Diverse types of hyperspectral indices (reflectance at a given wavelength (R), wavelength difference (D), simple ratios (SR), normalized differences (ND) and double differences (DDn)) based on either original reflectance or first-order derivative spectra have been developed to quantify chlorophyll concentration using two datasets collected in situ from two typical cold-temperate mountainous sites in Japan and two online datasets (LOPEX and ANGERS). Furthermore, the best indices identified have further been evaluated using a simulated dataset generated from PROSPECT 5.

The robustness of identified indices among different datasets was evaluated using RPD values.
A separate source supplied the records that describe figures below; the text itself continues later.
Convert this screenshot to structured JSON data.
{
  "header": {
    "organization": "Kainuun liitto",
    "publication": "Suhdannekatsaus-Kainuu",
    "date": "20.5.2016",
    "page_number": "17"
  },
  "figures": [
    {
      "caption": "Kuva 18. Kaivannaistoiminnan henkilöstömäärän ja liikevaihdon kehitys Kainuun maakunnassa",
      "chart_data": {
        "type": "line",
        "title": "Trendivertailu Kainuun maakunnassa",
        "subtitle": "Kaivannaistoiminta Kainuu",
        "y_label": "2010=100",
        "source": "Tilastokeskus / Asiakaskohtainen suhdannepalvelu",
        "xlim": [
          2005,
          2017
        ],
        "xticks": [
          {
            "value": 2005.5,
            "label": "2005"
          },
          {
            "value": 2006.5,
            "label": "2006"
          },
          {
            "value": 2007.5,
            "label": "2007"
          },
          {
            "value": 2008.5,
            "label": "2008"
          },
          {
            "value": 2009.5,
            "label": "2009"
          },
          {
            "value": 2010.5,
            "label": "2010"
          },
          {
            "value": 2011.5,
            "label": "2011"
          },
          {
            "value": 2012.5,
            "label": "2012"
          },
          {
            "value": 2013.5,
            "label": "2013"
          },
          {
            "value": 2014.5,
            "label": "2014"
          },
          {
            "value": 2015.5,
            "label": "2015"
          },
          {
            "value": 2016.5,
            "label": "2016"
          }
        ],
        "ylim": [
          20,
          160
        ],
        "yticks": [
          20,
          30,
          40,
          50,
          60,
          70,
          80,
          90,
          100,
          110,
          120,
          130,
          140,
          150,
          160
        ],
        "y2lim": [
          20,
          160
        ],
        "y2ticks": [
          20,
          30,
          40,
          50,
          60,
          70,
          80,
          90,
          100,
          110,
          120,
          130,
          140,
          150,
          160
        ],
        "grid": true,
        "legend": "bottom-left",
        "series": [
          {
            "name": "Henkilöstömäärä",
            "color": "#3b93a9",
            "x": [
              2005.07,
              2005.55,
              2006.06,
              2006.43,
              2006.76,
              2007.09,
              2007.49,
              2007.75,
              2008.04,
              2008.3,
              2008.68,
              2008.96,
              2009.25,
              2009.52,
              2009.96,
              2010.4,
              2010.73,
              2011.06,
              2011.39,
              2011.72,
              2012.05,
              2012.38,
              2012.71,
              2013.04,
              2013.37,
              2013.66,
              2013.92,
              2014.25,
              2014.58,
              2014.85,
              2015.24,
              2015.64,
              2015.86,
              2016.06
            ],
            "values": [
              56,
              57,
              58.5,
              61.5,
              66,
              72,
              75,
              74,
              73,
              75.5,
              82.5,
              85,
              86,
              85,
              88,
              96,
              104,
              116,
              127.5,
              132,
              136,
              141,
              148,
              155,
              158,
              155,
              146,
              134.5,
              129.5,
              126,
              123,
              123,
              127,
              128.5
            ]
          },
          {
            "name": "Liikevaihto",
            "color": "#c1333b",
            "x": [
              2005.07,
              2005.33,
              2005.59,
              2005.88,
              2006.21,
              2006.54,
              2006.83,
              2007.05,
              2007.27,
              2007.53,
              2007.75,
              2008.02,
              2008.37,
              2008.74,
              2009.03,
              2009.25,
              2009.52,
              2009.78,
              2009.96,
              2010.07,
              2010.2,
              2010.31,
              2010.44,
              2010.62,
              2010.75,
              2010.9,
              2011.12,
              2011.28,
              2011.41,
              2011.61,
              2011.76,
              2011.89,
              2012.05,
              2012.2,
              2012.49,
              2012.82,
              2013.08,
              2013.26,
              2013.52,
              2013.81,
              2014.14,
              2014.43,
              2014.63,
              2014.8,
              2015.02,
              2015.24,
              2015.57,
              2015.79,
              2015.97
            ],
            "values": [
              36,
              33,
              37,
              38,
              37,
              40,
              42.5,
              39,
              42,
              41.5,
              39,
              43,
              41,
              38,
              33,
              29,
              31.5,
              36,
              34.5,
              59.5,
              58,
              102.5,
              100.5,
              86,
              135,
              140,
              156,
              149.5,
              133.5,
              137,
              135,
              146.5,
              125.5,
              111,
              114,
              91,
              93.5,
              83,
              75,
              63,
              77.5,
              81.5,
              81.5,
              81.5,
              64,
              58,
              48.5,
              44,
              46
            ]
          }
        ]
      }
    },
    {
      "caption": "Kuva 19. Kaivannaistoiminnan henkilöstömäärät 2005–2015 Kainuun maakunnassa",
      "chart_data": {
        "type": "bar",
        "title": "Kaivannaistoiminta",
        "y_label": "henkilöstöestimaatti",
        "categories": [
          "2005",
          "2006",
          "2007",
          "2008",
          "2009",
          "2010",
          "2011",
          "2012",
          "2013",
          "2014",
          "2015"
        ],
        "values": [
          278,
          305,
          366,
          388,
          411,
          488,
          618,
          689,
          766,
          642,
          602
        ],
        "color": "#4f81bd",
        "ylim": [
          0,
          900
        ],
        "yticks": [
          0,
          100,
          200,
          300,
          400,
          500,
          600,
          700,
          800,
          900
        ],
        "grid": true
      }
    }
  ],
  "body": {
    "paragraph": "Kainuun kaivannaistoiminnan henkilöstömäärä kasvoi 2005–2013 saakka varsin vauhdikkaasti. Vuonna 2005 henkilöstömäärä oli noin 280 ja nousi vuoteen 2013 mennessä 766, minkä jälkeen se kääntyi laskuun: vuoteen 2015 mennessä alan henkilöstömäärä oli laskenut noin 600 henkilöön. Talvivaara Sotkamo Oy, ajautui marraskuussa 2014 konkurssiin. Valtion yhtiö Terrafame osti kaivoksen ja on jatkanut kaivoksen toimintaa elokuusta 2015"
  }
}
These identified indices were generally from a combination of two wavelengths, in which one had a strong positive correlation and the other had a strong negative correlation with chlorophyll concentration. Overall, dND (522,728) proved to be the most effective index for quantifying chlorophyll concentrations (R² = 0.807, p < 0.001, RMSE = 8.67 μg/cm², WAIC = 5829.7) and was confirmed using the simulated dataset from PROSPECT 5 (R² = 0.862, p < 0.001, RMSE = 15.69 μg/cm², WAIC = 18507.6). Furthermore, the dND-type indices based on the first-order derivative spectra at the green peak (520–540 nm) and the end of the red edge (720–740 nm) were effective even for down-scaled resolutions (to 5, 10 and 20 nm), demonstrating great potential for the use of satellite data. The new understandings obtained in this study may thus help to improve the potential of hyperspectral remote sensing for quantifying chlorophyll concentrations.